Nearly 45 lakh children, mostly tribals, suffer from stunted growth in Madhya Pradesh, with researchers claiming that the government is to blame for this as it has blocked access of tribals to forests, says an analysis by Down To Earth magazine.
Forests were traditionally the main source of nutritious sustenance – including meat -- for tribals, who extract close to 150 different varieties of food from them, said a statement by the Centre for Science and Environment (CSE).
According to the study, decades of hunger have led to this stunting which is also being seen in other tribal-dominated states in India.
“Today’s public distribution system (PDS) and cheap food rations do provide food security, but nutritional security is still a distant dream for them. With the forests out of bounds for the tribals, their primary source of nutrition has dried up,” the analysis says.

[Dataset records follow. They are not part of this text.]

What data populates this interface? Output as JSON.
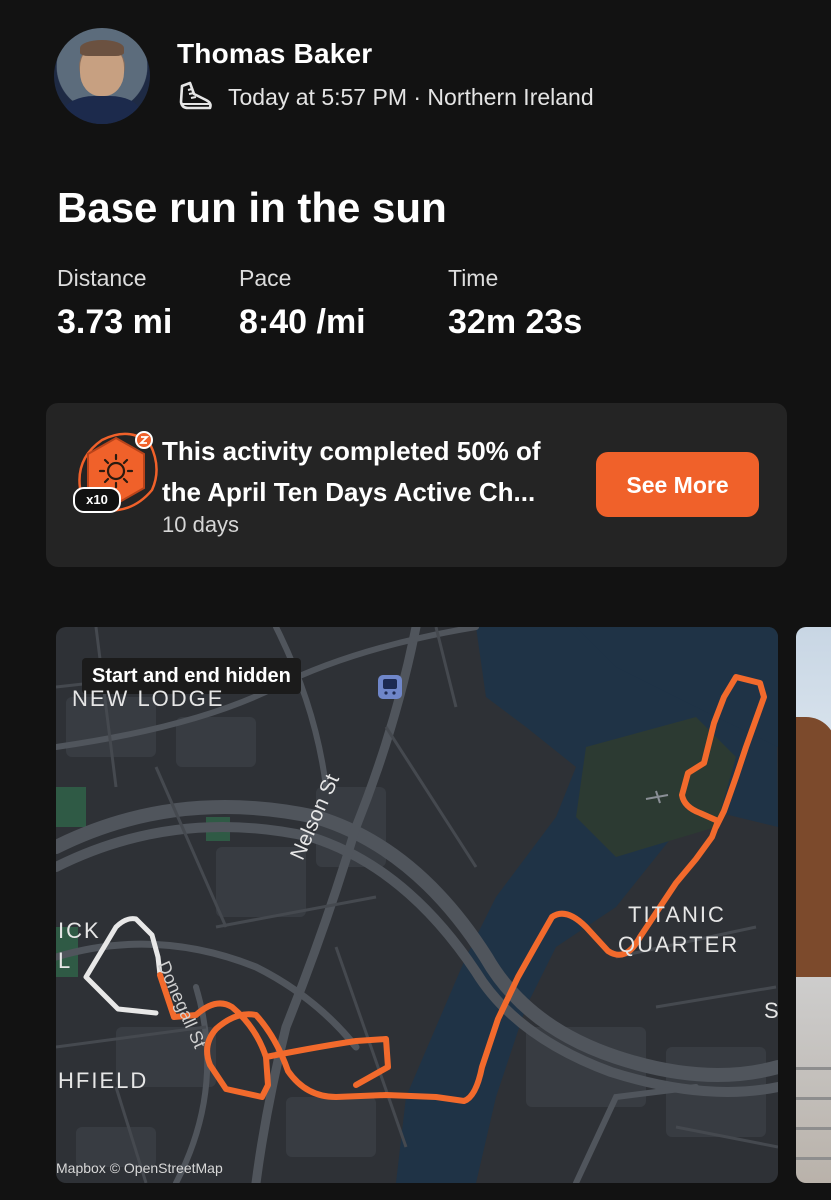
{
  "header": {
    "user_name": "Thomas Baker",
    "meta": "Today at 5:57 PM · Northern Ireland",
    "activity_icon": "running-shoe-icon"
  },
  "activity": {
    "title": "Base run in the sun",
    "stats": [
      {
        "label": "Distance",
        "value": "3.73 mi"
      },
      {
        "label": "Pace",
        "value": "8:40 /mi"
      },
      {
        "label": "Time",
        "value": "32m 23s"
      }
    ]
  },
  "challenge_card": {
    "line1": "This activity completed 50% of",
    "line2": "the April Ten Days Active Ch...",
    "subtitle": "10 days",
    "badge_count": "x10",
    "button_label": "See More",
    "accent_color": "#f0612a"
  },
  "map": {
    "privacy_label": "Start and end hidden",
    "labels": {
      "new_lodge": "NEW LODGE",
      "nelson_st": "Nelson St",
      "titanic": "TITANIC",
      "quarter": "QUARTER",
      "hfield": "HFIELD",
      "ick": "ICK",
      "donegall": "Donegall St",
      "s": "S",
      "l": "L"
    },
    "attribution": "Mapbox © OpenStreetMap",
    "route_color": "#f26a2c",
    "hidden_route_color": "#e8e8e8"
  }
}
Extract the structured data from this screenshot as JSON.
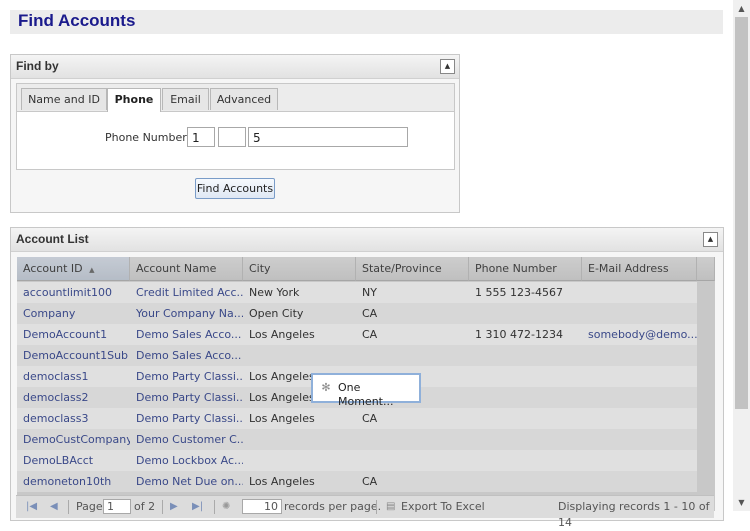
{
  "page": {
    "title": "Find Accounts"
  },
  "find_by": {
    "title": "Find by",
    "tabs": [
      "Name and ID",
      "Phone",
      "Email",
      "Advanced"
    ],
    "phone_label": "Phone Number:",
    "phone_country": "1",
    "phone_area": "",
    "phone_number": "5",
    "find_button": "Find Accounts"
  },
  "account_list": {
    "title": "Account List",
    "columns": [
      "Account ID",
      "Account Name",
      "City",
      "State/Province",
      "Phone Number",
      "E-Mail Address"
    ],
    "sort_indicator": "▲",
    "rows": [
      [
        "accountlimit100",
        "Credit Limited Acc...",
        "New York",
        "NY",
        "1 555 123-4567",
        ""
      ],
      [
        "Company",
        "Your Company Na...",
        "Open City",
        "CA",
        "",
        ""
      ],
      [
        "DemoAccount1",
        "Demo Sales Acco...",
        "Los Angeles",
        "CA",
        "1 310 472-1234",
        "somebody@demo..."
      ],
      [
        "DemoAccount1Sub",
        "Demo Sales Acco...",
        "",
        "",
        "",
        ""
      ],
      [
        "democlass1",
        "Demo Party Classi...",
        "Los Angeles",
        "",
        "",
        ""
      ],
      [
        "democlass2",
        "Demo Party Classi...",
        "Los Angeles",
        "",
        "",
        ""
      ],
      [
        "democlass3",
        "Demo Party Classi...",
        "Los Angeles",
        "CA",
        "",
        ""
      ],
      [
        "DemoCustCompany",
        "Demo Customer C...",
        "",
        "",
        "",
        ""
      ],
      [
        "DemoLBAcct",
        "Demo Lockbox Ac...",
        "",
        "",
        "",
        ""
      ],
      [
        "demoneton10th",
        "Demo Net Due on...",
        "Los Angeles",
        "CA",
        "",
        ""
      ]
    ],
    "pager": {
      "page_label": "Page",
      "page_value": "1",
      "of_label": "of 2",
      "per_page_value": "10",
      "per_page_label": "records per page.",
      "export_label": "Export To Excel",
      "display_info": "Displaying records 1 - 10 of 14"
    }
  },
  "loading": {
    "text": "One Moment..."
  }
}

It found stunting, which reflects chronic under-nutrition, was also very high among tribal children in the state. An alarming 50% of children in Alirajpur, Dhar, Dindori and Jhabua – the four districts where tribals constitute 50% of the population – were found stunted.
According to international non-profit organization, Save the Children, Madhya Pradesh tops the nation in the number of malnourished children under the age of six.
In 2015, 60% of children in the state were malnourished, while 74 % were anaemic.
Experts are alarmed about the high incidence of stunting in the state and believe this is the result of several years of nutritional insults – poor diet, chronic hunger and infection.
While the condition of underweight malnourished children can be reversed with good food and care, such a turnaround is not possible for those who are afflicted by stunting.
MP-based activist Amulya Nidhi from the Jan Swasthya Abhiyan, who has been working in the health sector, agreed with the study.
“There are many factors responsible for this stunting in tribal children. In many pockets, various development projects -- be it dams or nuclear plants -- have displaced the tribals from their land. Many tribals are yet to get the rights on their traditional forests, due to which their access to nutritive products has been severely affected,” he said.
Richard Mahapatra, managing editor of Down To Earth, said, “Official policies, which have barred our tribal population from the forests seem to be responsible for severe malnutrition and stunting.”
MALNUTRITION IN MP
National Family Health Survey-4
42% of children under 5 years are stunted (height for age),
25.8% children are wasted (weight for height)
42.8% of children are underweight (weight for age).
68.9% of children, aged 6-59 months, are anaemic.
MP’s sex ratio is 9 31, which is below the national average of 940 – according to the census, 2011.
This year, MP again topped the country in infant mortality rate (IMR) for the 12th successive time.
MP has the highest IMR with 52 deaths of children less than one year of age per 1,000 live births, according to latest sample registration system baseline survey, 2014.